It started while watching the 2009 Kazuaki Kiriya film ‘Goemon.’ The actors were stellar; some of my favorite. And Goemon is Japan’s equivalent to Robin Hood, so the story concept was excellent. The movie itself, unfortunately, was not so great; and the ending was tragically bad. I was beyond miffed. This was exactly the kind of thing I wanted to see more of, done in a way that almost made me regret watching it….but not quite. I still had to write my novel for NaNoWriMo that year, and it came easily to me. It was going to be a futuristic, cyberpunk-esque science-fantasy reimagining of the Robin Hood/Goemon myth. In my head, I saw it as an anime, or perhaps a half-anime like Castlevania (although Castlevania hadn’t come out yet at the time). I knew the cast of characters. Robin Hood and Much would be Saizou Akita, returning to Japan after years fighting in China, and Much would be Shi Matsumoto; ex-guerilla fighter and steady voice of reason. The Sheriff of Nottingham would now be Haka, the head of the Shinsengumi force within Tokyo Proper. Guy of Gisbourne would be the cold, soft-spoken Matahachi, and Maid Marian would be Lady Tsuki; the young noblewoman torn between helping Saizou and saving the people who might get hurt by his endeavors. Shotgun would be a tall red-haired giant with a big heart and a bigger mouth; Friar Tuck would be an ex-mercenary living in a shinto temple after a vow of peace; Alan-a-Dale would be an assassin working for ‘Prince John,’ or Prince-Regent Mamushi: i.e. the most hated villain I’ve written to date. [Even I can’t love him, even though I pity him.]

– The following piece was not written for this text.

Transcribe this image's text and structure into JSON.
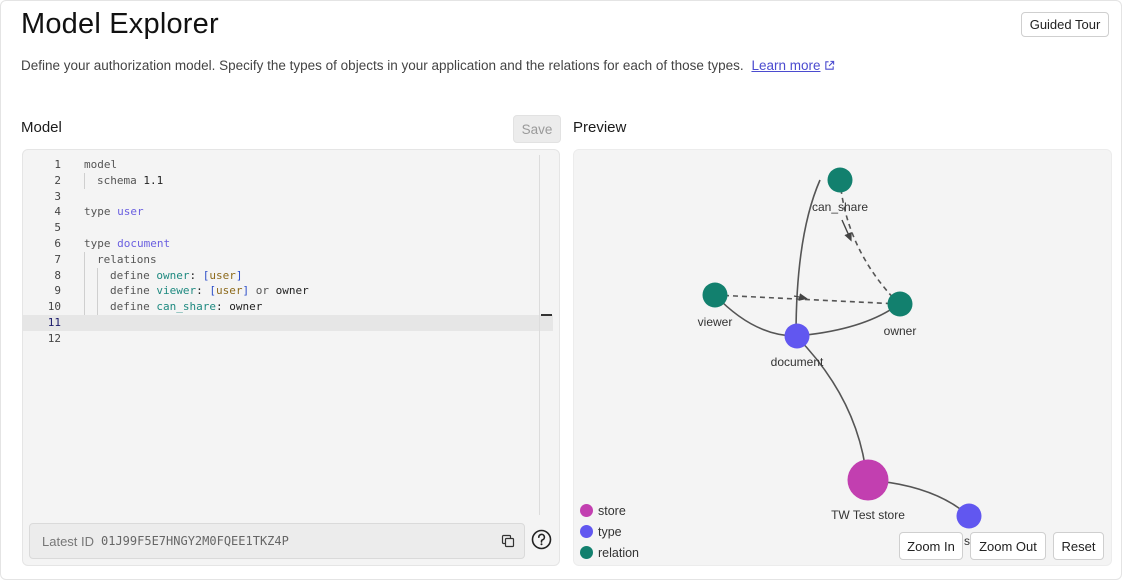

It came together beautifully, but I was absolutely not alone. I wrote constantly alongside my parabatai Arielle [also my editor], and there were consistent, wild, and driving conversations with my Lauren [also my cover artist]. Characters were born out of seemingly random conversations; including Alucard [no relation to the vampire], a Frankenstein-like little monster with boundless potential and a story arc I can’t wait to write in books 2 and 3. I watched almost exclusively Japanese films and listened almost exclusively to Japanese rock, although the playlist has expanded a great deal since then.
If someone asked me what my two favorite books were, that I’d ever written in my entire life, I would have to say The Dying of the Light and The Eigengrau (hopefully coming spring 2021 but that’s another story, quite literally). The Dying of the Light has a huge and varied cast of characters. I was invested in every single one of them. I was able to explore a vibe I love – a mixture of cyberpunk, urban fantasy, and science fiction, while keeping it grounded in personal struggles. Every character got a chance to be three-dimensional, even the secondary antagonists (and the antagonists are some of my favorite characters I’ve ever written). I got to write redemption arcs. I will get to write descension arcs. Characters surprised me. My love for this book, and this trilogy-in-the-works, is boundless.
It’s also not a young adult novel.
I wanted to write an adult novel that read like a YA novel. As a reader, adult novels frequently annoy me by getting too stuffy or pretentious, by altering dialogue to sound Intellectual or stiff because adult novels can’t be as fun or engaging to read as YA, right? I had tested the waters with Dark is the Night, which had that ‘a 13-year-old could read it but so could a 35-year-old’ feel. This book was going to be different. This book is not for young teenagers and it is not for more sensitive readers. With this book I explored darker and more uncomfortable real-world themes; I was able to personally address issues like abuse and savagery in wartime without sliding it out of frame for younger readers. This book means the world to me.
And finally, after enormous amounts of hard work from Arielle (editing), Lauren (the cover), and Morgan (the formatting + designing), the book is nearly ready. At midnight on December 31st, The Dying of the Light will be available on Amazon and other internet sellers. Be warned: She is T H I C K. This novel is 656 pages long [I struggled with the publisher over pricing because this sucker is not cheap to print, apparently]. She’s a beautiful book and I can’t wait to have a physical copy in my hands; but never fear—an ebook will also be available. I can’t wait.